En mi primer examen con él, quedó sorprendido por el enfoque que imprimí a mi redacción y recuerdo que además de felicitarme me dijo: «No le conozco, pero si sigue usted así, ya hablaremos». Seguí así en su asignatura, hablamos mucho y nos hicimos amigos. Y esta era otra característica suya, jamás rebajaba el trato de usted a sus alumnos, siempre éramos el sr. Delgado o la señorita Villalón. Sin embargo, esa distancia protocolaria no ocultaba a una persona muy cordial, afable y llena de un finísimo sentido del humor. Le apasionaban los clásicos, pero no era un mitómano. Una y otra vez me animó a participar en los concursos literarios del centro. En una ocasión, en la que me dieron el primer premio de poesía, me dijo que «eran de los mejores poemas que había leído», en otra, aunque alabó la técnica, me dijo que había sufrido un empacho de Garcilaso.

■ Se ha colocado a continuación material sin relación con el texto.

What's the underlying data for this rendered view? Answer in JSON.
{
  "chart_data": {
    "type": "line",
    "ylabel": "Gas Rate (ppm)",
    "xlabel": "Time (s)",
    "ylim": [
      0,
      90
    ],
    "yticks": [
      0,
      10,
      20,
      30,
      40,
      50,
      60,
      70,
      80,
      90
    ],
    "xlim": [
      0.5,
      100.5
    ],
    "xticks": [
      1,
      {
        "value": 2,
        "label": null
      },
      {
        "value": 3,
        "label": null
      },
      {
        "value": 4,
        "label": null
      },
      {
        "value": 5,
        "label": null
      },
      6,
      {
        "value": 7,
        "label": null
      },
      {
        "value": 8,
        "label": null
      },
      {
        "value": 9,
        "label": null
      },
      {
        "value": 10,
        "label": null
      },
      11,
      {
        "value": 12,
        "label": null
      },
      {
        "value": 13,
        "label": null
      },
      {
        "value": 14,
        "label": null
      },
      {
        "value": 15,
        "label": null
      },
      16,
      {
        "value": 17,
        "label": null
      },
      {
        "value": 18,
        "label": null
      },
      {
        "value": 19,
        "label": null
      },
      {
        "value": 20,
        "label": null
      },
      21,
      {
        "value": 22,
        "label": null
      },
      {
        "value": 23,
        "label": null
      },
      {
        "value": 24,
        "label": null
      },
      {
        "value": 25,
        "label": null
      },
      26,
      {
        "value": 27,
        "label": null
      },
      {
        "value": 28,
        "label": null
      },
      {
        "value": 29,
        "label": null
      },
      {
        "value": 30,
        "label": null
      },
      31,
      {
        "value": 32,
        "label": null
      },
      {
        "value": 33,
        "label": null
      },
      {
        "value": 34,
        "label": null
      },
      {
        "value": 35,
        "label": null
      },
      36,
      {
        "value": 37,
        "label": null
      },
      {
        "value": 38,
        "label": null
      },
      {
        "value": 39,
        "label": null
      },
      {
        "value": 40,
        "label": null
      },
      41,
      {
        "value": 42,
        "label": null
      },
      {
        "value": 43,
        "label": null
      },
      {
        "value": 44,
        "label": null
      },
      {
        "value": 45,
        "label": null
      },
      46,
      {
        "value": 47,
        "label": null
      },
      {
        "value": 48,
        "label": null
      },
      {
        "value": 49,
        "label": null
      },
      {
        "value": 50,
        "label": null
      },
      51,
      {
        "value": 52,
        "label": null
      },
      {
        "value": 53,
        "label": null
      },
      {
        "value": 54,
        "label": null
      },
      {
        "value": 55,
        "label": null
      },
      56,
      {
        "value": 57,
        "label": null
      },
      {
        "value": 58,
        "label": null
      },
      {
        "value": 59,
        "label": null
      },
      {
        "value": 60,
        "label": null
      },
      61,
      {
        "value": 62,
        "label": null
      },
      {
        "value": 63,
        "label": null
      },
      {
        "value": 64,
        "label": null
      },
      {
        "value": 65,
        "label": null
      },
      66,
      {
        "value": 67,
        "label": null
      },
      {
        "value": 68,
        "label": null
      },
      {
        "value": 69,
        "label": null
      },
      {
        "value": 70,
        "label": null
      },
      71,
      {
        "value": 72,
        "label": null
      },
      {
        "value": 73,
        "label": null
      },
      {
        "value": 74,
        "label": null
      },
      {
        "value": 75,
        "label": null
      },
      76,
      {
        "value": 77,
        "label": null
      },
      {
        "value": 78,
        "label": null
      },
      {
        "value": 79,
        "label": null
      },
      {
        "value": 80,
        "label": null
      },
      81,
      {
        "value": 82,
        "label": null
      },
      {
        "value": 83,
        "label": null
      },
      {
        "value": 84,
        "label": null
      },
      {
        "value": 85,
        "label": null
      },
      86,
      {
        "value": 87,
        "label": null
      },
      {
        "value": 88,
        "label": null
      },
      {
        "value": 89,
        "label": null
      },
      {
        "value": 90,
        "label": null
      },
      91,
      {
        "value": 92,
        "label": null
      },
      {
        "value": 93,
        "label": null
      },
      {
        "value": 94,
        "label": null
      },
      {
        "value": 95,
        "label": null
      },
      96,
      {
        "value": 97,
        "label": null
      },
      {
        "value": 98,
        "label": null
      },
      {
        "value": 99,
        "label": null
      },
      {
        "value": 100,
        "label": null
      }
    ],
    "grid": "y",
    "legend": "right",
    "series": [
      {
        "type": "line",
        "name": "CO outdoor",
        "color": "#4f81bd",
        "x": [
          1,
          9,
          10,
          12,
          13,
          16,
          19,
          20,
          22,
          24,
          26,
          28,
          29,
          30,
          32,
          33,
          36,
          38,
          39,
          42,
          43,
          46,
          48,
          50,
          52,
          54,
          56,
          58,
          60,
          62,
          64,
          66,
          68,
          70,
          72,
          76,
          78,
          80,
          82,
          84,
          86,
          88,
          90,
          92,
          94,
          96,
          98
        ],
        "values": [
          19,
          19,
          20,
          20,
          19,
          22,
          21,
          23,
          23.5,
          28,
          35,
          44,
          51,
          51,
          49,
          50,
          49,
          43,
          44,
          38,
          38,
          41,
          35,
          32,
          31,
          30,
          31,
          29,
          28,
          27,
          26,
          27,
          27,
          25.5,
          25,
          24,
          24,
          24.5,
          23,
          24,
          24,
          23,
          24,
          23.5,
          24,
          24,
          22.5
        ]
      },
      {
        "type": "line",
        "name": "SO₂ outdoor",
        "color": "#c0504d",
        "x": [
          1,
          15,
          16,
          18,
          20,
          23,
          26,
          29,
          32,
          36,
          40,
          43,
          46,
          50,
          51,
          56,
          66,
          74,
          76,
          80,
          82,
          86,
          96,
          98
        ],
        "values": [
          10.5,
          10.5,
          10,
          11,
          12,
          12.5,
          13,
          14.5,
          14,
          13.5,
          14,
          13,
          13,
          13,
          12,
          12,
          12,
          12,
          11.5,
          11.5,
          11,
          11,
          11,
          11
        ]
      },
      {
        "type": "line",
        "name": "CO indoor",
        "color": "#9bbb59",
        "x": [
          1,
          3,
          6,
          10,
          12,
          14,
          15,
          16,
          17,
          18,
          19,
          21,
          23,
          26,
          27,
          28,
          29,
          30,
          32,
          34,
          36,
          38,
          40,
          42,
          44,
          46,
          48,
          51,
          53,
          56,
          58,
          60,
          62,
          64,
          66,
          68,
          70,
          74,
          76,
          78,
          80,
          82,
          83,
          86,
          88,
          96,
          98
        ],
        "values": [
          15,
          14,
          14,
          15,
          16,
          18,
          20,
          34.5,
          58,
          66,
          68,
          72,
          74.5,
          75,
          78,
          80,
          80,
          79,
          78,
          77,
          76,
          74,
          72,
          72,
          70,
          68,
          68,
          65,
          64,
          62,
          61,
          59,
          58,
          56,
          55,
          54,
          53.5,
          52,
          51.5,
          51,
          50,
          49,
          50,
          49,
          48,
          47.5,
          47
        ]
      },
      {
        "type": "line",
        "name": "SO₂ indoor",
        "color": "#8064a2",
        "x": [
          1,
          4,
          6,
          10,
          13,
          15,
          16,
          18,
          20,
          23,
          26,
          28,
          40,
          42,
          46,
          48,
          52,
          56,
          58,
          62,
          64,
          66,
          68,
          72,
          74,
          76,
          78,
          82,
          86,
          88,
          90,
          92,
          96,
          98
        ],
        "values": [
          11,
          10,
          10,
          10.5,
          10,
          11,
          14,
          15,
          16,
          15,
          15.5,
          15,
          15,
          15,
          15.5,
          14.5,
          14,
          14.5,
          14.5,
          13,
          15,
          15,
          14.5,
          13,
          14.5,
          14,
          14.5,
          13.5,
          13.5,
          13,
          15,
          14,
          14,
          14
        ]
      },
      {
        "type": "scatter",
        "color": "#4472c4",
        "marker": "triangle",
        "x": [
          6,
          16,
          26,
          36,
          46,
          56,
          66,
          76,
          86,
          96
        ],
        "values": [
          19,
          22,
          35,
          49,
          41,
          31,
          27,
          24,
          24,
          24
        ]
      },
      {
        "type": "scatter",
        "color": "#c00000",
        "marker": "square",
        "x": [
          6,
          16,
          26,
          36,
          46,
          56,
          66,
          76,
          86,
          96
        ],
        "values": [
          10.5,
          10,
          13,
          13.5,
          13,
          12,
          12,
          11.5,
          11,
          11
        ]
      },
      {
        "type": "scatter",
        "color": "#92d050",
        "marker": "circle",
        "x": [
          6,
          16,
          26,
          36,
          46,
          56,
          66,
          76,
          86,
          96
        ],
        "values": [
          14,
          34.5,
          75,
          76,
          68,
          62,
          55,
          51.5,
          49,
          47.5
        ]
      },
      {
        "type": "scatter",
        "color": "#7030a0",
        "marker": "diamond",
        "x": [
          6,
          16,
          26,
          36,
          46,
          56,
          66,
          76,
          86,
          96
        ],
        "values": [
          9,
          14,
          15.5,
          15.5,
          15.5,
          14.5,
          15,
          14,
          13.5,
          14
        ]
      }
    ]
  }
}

Pasado los años de Instituto y siempre que nos encontrábamos en la calle, conversábamos sobre temas variados. Le gustaba conocer de primera mano mi particular visión del mundo. Cuando le nombraron como director provincial de Cultural, me dijo que siempre que tuviese ocasión y él tiempo, me pasase por su despacho en la calle Prim, la clásica sede de Cultura en Melilla. Así lo hice y compartimos muchos agradables momentos de charla desmitificadora sobre muy diversos asuntos. En mi caso nunca pude dejar de tratarle de usted, pese a que lo prolongado de la amistad podía aconsejarlo, y él, pese a la confianza me seguía llamando sr. Delgado.
La ciudad de Melilla le acaba de dedicar una calle, y es conocido por su implicación como jurado en el premio Internacional de Poesía Ciudad de Melilla, y por su extenso análisis de la obra poética de Miguel Fernández. Para el Alminar era un seguidor desde agosto de 2013. Una vez que se marchó de la ciudad, solo volví a verle en las ocasiones en las que venía para pronunciar alguna conferencia. Sin embargo, su labor menos reconocida es la de la salvación de la iglesia del Pueblo o de la Purísima Concepción, que en 1989 se derrumbaba de modo literal. Su acción más firme como director de Cultura, fue restaurar y evitar el derrumbe del templo patronal de la ciudad.
Su obra y producción intelectual es amplia y de gran nivel. Su principal pasión era la literatura y el Quijote, cuyo gusto por su insondable lectura dejó en mí para siempre, así como el espíritu del inmortal caballero cervantino.